TheSandDoctor commented 5 years ago

I would also second a feature like this.

MeitarR commented 2 years ago

There's no special filter (right now) – tables are just parsed as a special kind of HTML tag, so you can use filter_tags. For example:

>>> import mwparserfromhell
>>> text = """{|
... |-
... | testing
... |}"""
>>> code = mwparserfromhell.parse(text)
>>> code.filter_tags(matches=lambda node: node.tag == "table")
[u'{|\n|-\n| testing\n|}']
>>> print code.get_tree()
<
      table
>
      <
            tr
      >
            <
                  td
            >
                   testing\n
            </
                  td
            >
      </
            tr
      >
</
      table
>

It's a little clunky if you actually want to manipulate the tables... I'm not sure what proper methods would even look like. At any rate, I'm leaving this open as a reminder to document how these less-obvious features work. @earwig

for manipulation, the right way will probably be implementing something like smart_list but for tables

ryandward commented 9 months ago

There's no special filter (right now) – tables are just parsed as a special kind of HTML tag, so you can use filter_tags. For example:

>>> import mwparserfromhell
>>> text = """{|
... |-
... | testing
... |}"""
>>> code = mwparserfromhell.parse(text)
>>> code.filter_tags(matches=lambda node: node.tag == "table")
[u'{|\n|-\n| testing\n|}']
>>> print code.get_tree()
<
      table
>
      <
            tr
      >
            <
                  td
            >
                   testing\n
            </
                  td
            >
      </
            tr
      >
</
      table
>

It's a little clunky if you actually want to manipulate the tables... I'm not sure what proper methods would even look like. At any rate, I'm leaving this open as a reminder to document how these less-obvious features work. @earwig

for manipulation, the right way will probably be implementing something like smart_list but for tables

This actually works fairly well, but runs into some kind of problems with with nested tables. the smart_list is incredible, and would love to see something implemented in the package to handle tables similarly. Currently, I am working on recursing on my own, but the code is becoming ugly -- but I think it's manageable.

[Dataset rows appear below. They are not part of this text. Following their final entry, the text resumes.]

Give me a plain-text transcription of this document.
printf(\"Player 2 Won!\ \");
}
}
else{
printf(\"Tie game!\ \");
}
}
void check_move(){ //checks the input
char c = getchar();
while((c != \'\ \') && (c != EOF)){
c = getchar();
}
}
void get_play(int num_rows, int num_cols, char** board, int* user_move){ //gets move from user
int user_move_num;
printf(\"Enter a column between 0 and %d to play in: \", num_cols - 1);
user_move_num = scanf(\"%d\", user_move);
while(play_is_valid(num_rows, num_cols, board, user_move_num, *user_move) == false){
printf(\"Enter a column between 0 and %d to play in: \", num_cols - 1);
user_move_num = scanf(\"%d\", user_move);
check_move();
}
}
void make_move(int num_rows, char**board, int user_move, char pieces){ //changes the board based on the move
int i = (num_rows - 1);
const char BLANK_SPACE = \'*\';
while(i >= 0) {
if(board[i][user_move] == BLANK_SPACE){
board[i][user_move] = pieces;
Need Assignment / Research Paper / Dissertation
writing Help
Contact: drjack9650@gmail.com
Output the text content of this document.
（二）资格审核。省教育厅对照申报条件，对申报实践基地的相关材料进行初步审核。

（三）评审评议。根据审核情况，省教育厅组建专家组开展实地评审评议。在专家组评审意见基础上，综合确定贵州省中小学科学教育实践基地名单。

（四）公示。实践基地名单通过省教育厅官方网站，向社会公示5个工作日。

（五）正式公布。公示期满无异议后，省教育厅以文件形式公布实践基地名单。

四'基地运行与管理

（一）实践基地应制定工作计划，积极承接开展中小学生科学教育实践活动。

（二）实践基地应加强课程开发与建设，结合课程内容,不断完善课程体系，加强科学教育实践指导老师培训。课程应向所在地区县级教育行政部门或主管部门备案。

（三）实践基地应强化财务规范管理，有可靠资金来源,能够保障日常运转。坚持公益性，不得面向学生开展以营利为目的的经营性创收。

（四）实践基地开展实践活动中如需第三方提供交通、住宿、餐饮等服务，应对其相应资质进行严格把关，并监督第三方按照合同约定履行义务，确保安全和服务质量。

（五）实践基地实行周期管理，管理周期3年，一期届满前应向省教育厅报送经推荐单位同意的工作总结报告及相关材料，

Thanks for the package @earwig.

ryandward commented 9 months ago

I'll leave this here if anyone wants it. It saves having to clean up the html elements that get split up

def wiki_link_to_html(node):
    text = str(node.title)
    return f'<a href="#">{text}</a>'

def wiki_table_to_html(node):
    result = ['<table>']
    for row in node.contents.nodes:
        if isinstance(row, mwparserfromhell.nodes.Tag) and row.tag == 'tr':
            result.append('<tr>')
            for cell in row.contents.nodes:
                if isinstance(cell, mwparserfromhell.nodes.Tag) and cell.tag in ['td', 'th']:
                    result.append(f'<{cell.tag}>')
                    for content in cell.contents.nodes:
                        if isinstance(content, mwparserfromhell.nodes.Text):
                            result.append(str(content))
                        elif isinstance(content, mwparserfromhell.nodes.Wikilink):
                            result.append(wiki_link_to_html(content))
                    result.append(f'</{cell.tag}>')
            result.append('</tr>')
    result.append('</table>')
    return ''.join(result)

wiki_text = """
{| class="eoTable2 sortable" style="text-align:center" 
|-
! Spell !! Level !! Component A !! Component B !! Component C !! Trivial !! Mana Efficiency (Damage per Mana) Assumes 4 Targets & No Resists
|-
| [[Pillar of Fire]] || 16 || [[Rune of Nagafen]] || [[Rune of Proximity]] || || 22 || 3.6
|-
| [[Project Lightning]] || 16 || [[Rune of Fulguration]] || [[Rune of Periphery]] || || 21? || PBAoE
|}"""

wikicode = mwparserfromhell.parse(wiki_text)
html_text = wiki_table_to_html(wikicode.filter_tags(matches='table')[0])

print(html_text)